You've also got Your Phone, an app on Windows 10 that lets you see everything that's happening on your phone, including the latest notifications, photos, and even text messages. Your Phone is the next step to bringing your PC and phone closer together, but some notable experiences are still oddly missing that should have been there on day one, especially on Android where Microsoft has a little more wiggle-room for synergy. So, here's four of those obvious experiences that Microsoft should add to its ecosystem.
Microsoft Photos app on Android and iOS
The first missing experience is a dedicated Photos app for Android and iOS. I use OneDrive to backup all my photos taken across all my devices, and honestly, the OneDrive app is a terrible photo-viewer.
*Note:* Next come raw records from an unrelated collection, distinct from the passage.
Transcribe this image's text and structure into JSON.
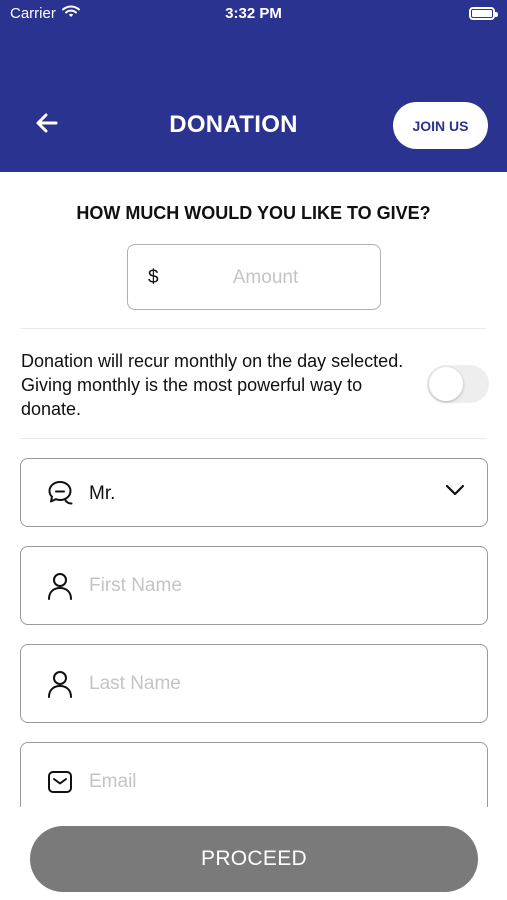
{
  "status_bar": {
    "carrier": "Carrier",
    "time": "3:32 PM"
  },
  "header": {
    "title": "DONATION",
    "join_label": "JOIN US",
    "background_color": "#2b3390"
  },
  "donation": {
    "question": "HOW MUCH WOULD YOU LIKE TO GIVE?",
    "currency_symbol": "$",
    "amount_placeholder": "Amount",
    "amount_value": ""
  },
  "recurring": {
    "text": "Donation will recur monthly on the day selected. Giving monthly is the most powerful way to donate.",
    "enabled": false
  },
  "form": {
    "title_select": {
      "selected": "Mr.",
      "icon": "chat-bubbles-icon"
    },
    "first_name": {
      "placeholder": "First Name",
      "value": "",
      "icon": "person-icon"
    },
    "last_name": {
      "placeholder": "Last Name",
      "value": "",
      "icon": "person-icon"
    },
    "email": {
      "placeholder": "Email",
      "value": "",
      "icon": "envelope-icon"
    }
  },
  "footer": {
    "proceed_label": "PROCEED"
  }
}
I'd love Microsoft to build a Microsoft Photos app for Android and even iOS, which would let me see all the photos taken across all my devices. I have hundreds of thousands of photos on my OneDrive, and viewing them all using the OneDrive app is a terrible experience.
A dedicated Photos app would also allow Microsoft to integrate some of its Windows Ink experiences, such as being able to draw directly onto photos with nice animated effects, which would then back up to my OneDrive and be viewable in the Photos app on PC. It would also be awesome if I could tag photos with people directly on my phone like I can on PC, and have those tags save to the cloud so that it's remembered across all my devices.
Calls on your PC
Another missing experience is being able to answer and make calls directly on your PC, powered by your phone. Apple can do this with Mac and the iPhone, and it'd be awesome if Microsoft could achieve the same functionality between a PC and an Android device. This could either be done using the Your Phone app or with dedicated Phone apps for PC and Android built by Microsoft.
An integrated Calendar experience on Android
A Microsoft Calendar app for Android would also be much appreciated. The Outlook app for Android already has your Microsoft Account calendar built-in, but the app itself oddly doesn't play nice when dealing with calendar links outside the app. For example, if someone sends me an appointment, I can tap on that appointment, but Android will try to add that to a calendar app that isn't Outlook. Usually, it adds it to the built-in calendar app, which is often Google Calendar.
Your Phone app OS integration
I would also love for Your Phone to eventually be integrated into the OS more than just being an app that you can pin to your Start menu. It'd be great if we could have a Your Phone applet in the System Tray that gave you quick access to your phones battery, recent notifications, and last text message received, all without having to open the Your Phone app. My People integration would also be excellent, letting you pin a phone contact to your taskbar for quick SMS and more.
Movies & TV apps for phone
Finally, a Movies & TV app on Android and iOS would complete the experience. We already know these apps are in the works, which is great news, but I'm hoping they sync up with the PC app, allowing me to resume a movie from the second where I left it on my PC, for example. Small stuff like that makes all the difference.
What do you think?
Overall, I hope Microsoft gets around to thinking about the smaller details when it comes to PC and phone integration. There's more to it than meets the eye, and to make for a seamless experience, the synergy between devices needs to go both ways. What do you hope Microsoft focuses on when it comes to phone and PC integration? Let us know in the comments!